Muhakkak Ki, Müminler Kurtuluşa Erdiler
"Namazda huşû, namaz kılanın kurtuluşunun alâmetidir. Nitekim Allahü teâlâ, Mü'minûn sûresi başında; (Muhakkak ki, müminler kurtuluşa erdiler. O müminler ki, namazlarında huşû [tevâzu ve korku] sâhipleridir) buyurmaktadır. Peygamber efendimiz de buyurdu ki: (Bir Müslüman doğru olarak ve huşû ile iki rekat namaz kılınca, geçmiş günahları affolur.) Yâni, Allahü teâlâ onun küçük günahlarının hepsini affeder. Huşûu terk etmek ise, münâfıklık alâmetidir ve kalbin harâb olmasıdır. Nitekim Allahü teâlâ, Mü'minûn sûresi 117. âyetinde meâlen; (Gerçek şudur ki: Allah'tan başkasına tapınan kâfirler, felâha, kurtuluşa kavuşamazlar) buyurmaktadır."

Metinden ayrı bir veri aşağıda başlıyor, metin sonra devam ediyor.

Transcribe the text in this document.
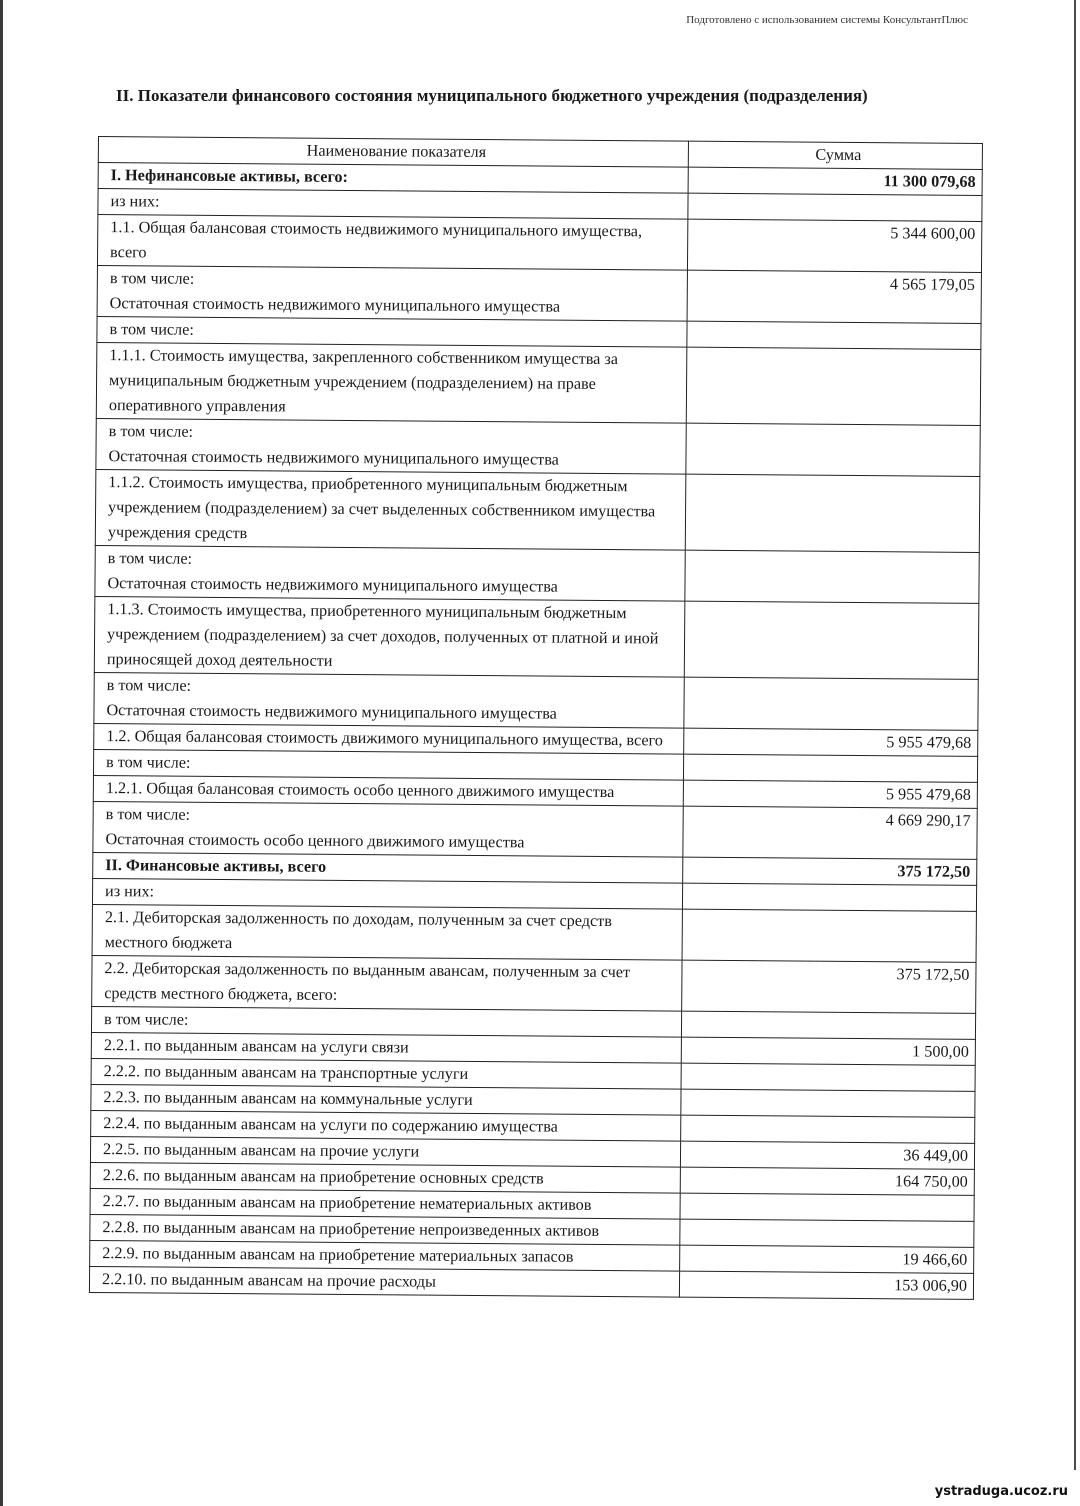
Подготовлено с использованием системы КонсультантПлюс
II. Показатели финансового состояния муниципального бюджетного учреждения (подразделения)
Наименование показателя	Сумма
I. Нефинансовые активы, всего:	11 300 079,68
из них:	
1.1. Общая балансовая стоимость недвижимого муниципального имущества, всего	5 344 600,00
в том числе:
Остаточная стоимость недвижимого муниципального имущества	4 565 179,05
в том числе:	
1.1.1. Стоимость имущества, закрепленного собственником имущества за муниципальным бюджетным учреждением (подразделением) на праве оперативного управления	
в том числе:
Остаточная стоимость недвижимого муниципального имущества	
1.1.2. Стоимость имущества, приобретенного муниципальным бюджетным учреждением (подразделением) за счет выделенных собственником имущества учреждения средств	
в том числе:
Остаточная стоимость недвижимого муниципального имущества	
1.1.3. Стоимость имущества, приобретенного муниципальным бюджетным учреждением (подразделением) за счет доходов, полученных от платной и иной приносящей доход деятельности	
в том числе:
Остаточная стоимость недвижимого муниципального имущества	
1.2. Общая балансовая стоимость движимого муниципального имущества, всего	5 955 479,68
в том числе:	
1.2.1. Общая балансовая стоимость особо ценного движимого имущества	5 955 479,68
в том числе:
Остаточная стоимость особо ценного движимого имущества	4 669 290,17
II. Финансовые активы, всего	375 172,50
из них:	
2.1. Дебиторская задолженность по доходам, полученным за счет средств местного бюджета	
2.2. Дебиторская задолженность по выданным авансам, полученным за счет средств местного бюджета, всего:	375 172,50
в том числе:	
2.2.1. по выданным авансам на услуги связи	1 500,00
2.2.2. по выданным авансам на транспортные услуги	
2.2.3. по выданным авансам на коммунальные услуги	
2.2.4. по выданным авансам на услуги по содержанию имущества	
2.2.5. по выданным авансам на прочие услуги	36 449,00
2.2.6. по выданным авансам на приобретение основных средств	164 750,00
2.2.7. по выданным авансам на приобретение нематериальных активов	
2.2.8. по выданным авансам на приобретение непроизведенных активов	
2.2.9. по выданным авансам на приобретение материальных запасов	19 466,60
2.2.10. по выданным авансам на прочие расходы	153 006,90
ystraduga.ucoz.ru
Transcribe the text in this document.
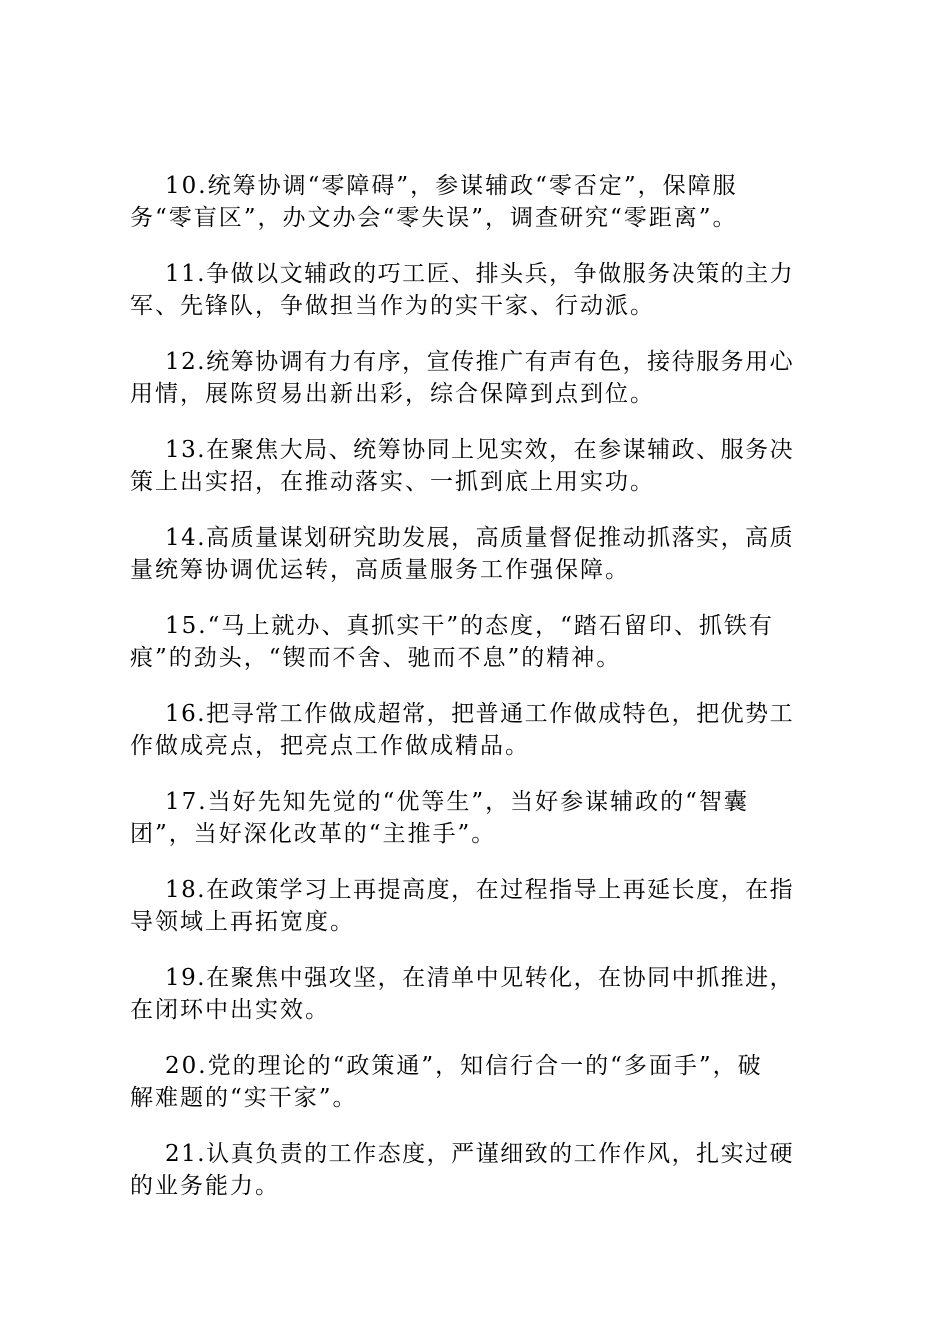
10.统筹协调“零障碍”，参谋辅政“零否定”，保障服
务“零盲区”，办文办会“零失误”，调查研究“零距离”。

11.争做以文辅政的巧工匠、排头兵，争做服务决策的主力
军、先锋队，争做担当作为的实干家、行动派。

12.统筹协调有力有序，宣传推广有声有色，接待服务用心
用情，展陈贸易出新出彩，综合保障到点到位。

13.在聚焦大局、统筹协同上见实效，在参谋辅政、服务决
策上出实招，在推动落实、一抓到底上用实功。

14.高质量谋划研究助发展，高质量督促推动抓落实，高质
量统筹协调优运转，高质量服务工作强保障。

15.“马上就办、真抓实干”的态度，“踏石留印、抓铁有
痕”的劲头，“锲而不舍、驰而不息”的精神。

16.把寻常工作做成超常，把普通工作做成特色，把优势工
作做成亮点，把亮点工作做成精品。

17.当好先知先觉的“优等生”，当好参谋辅政的“智囊
团”，当好深化改革的“主推手”。

18.在政策学习上再提高度，在过程指导上再延长度，在指
导领域上再拓宽度。

19.在聚焦中强攻坚，在清单中见转化，在协同中抓推进，
在闭环中出实效。

20.党的理论的“政策通”，知信行合一的“多面手”，破
解难题的“实干家”。

21.认真负责的工作态度，严谨细致的工作作风，扎实过硬
的业务能力。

"Bir mümin, namazını güzel kılar, rükû ve secdelerini tamam yaparsa, namaz sevinir ve nûrlu olur. Melekler, o namazı göğe çıkarır. O namaz, namazı kılmış olana, iyi duâ eder ve 'sen beni kusurlu olmaktan koruduğun gibi, Allahü teâlâ da, seni muhâfaza etsin' der. Namaz güzel kılınmazsa, siyah olur. Melekler o namazdan iğrenir. Göğe götürmezler. O namaz, kılmış olana, fenâ duâ eder. 'Sen beni zâyi eylediğin, kötü hâle soktuğun gibi, Allahü teâlâ da seni zâyi eylesin' der. O hâlde, namazları tamam kılmaya çalışmalı, tâdil-i erkânı yapmalı, rükûu, secdeleri, kavmeyi yâni rükûdan kalkıp dikilmeyi ve celseyi yâni iki secde arasında oturmayı iyi yapmalıdır. Başkalarının da kusurlarını görünce söylemelidir. Din kardeşlerinin namazlarını tamam kılmalarına yardım etmelidir. Tumâninet ve tâdil-i erkânın yapılmasına çığır açmalıdır."
"Bir meclise gidince, kendinden aşağı olanların veya yüksek olanların yerlerine oturmamalıdır. Ama meclisin büyüğü o ise, istediği yerde oturabilir. Anlamadan bu yerlerden birinde oturmuşsa, hâtırına geldiği zaman münâsib yere gitmelidir. Orada boş yer yoksa, hiç sıkıntı ve derd etmeden geri dönmelidir...
İnsanların yanında uyumamalıdır. Sırtüstü hiç yatmamalıdır. Hele uyurken horlayan buna çok dikkat etmelidir. Çünkü bu şekilde yatmak horlamayı arttırır. Eğer bir mecliste, kalabalıkta uyku gelirse, mümkünse kalkıp gitmeli, değilse, bir hikâye, bir düşünce veya bir başka yolla defetmelidir. Oradakiler hep uyuyorsa, ya onlara uyup uyumalı, yâhut kalkıp gitmelidir."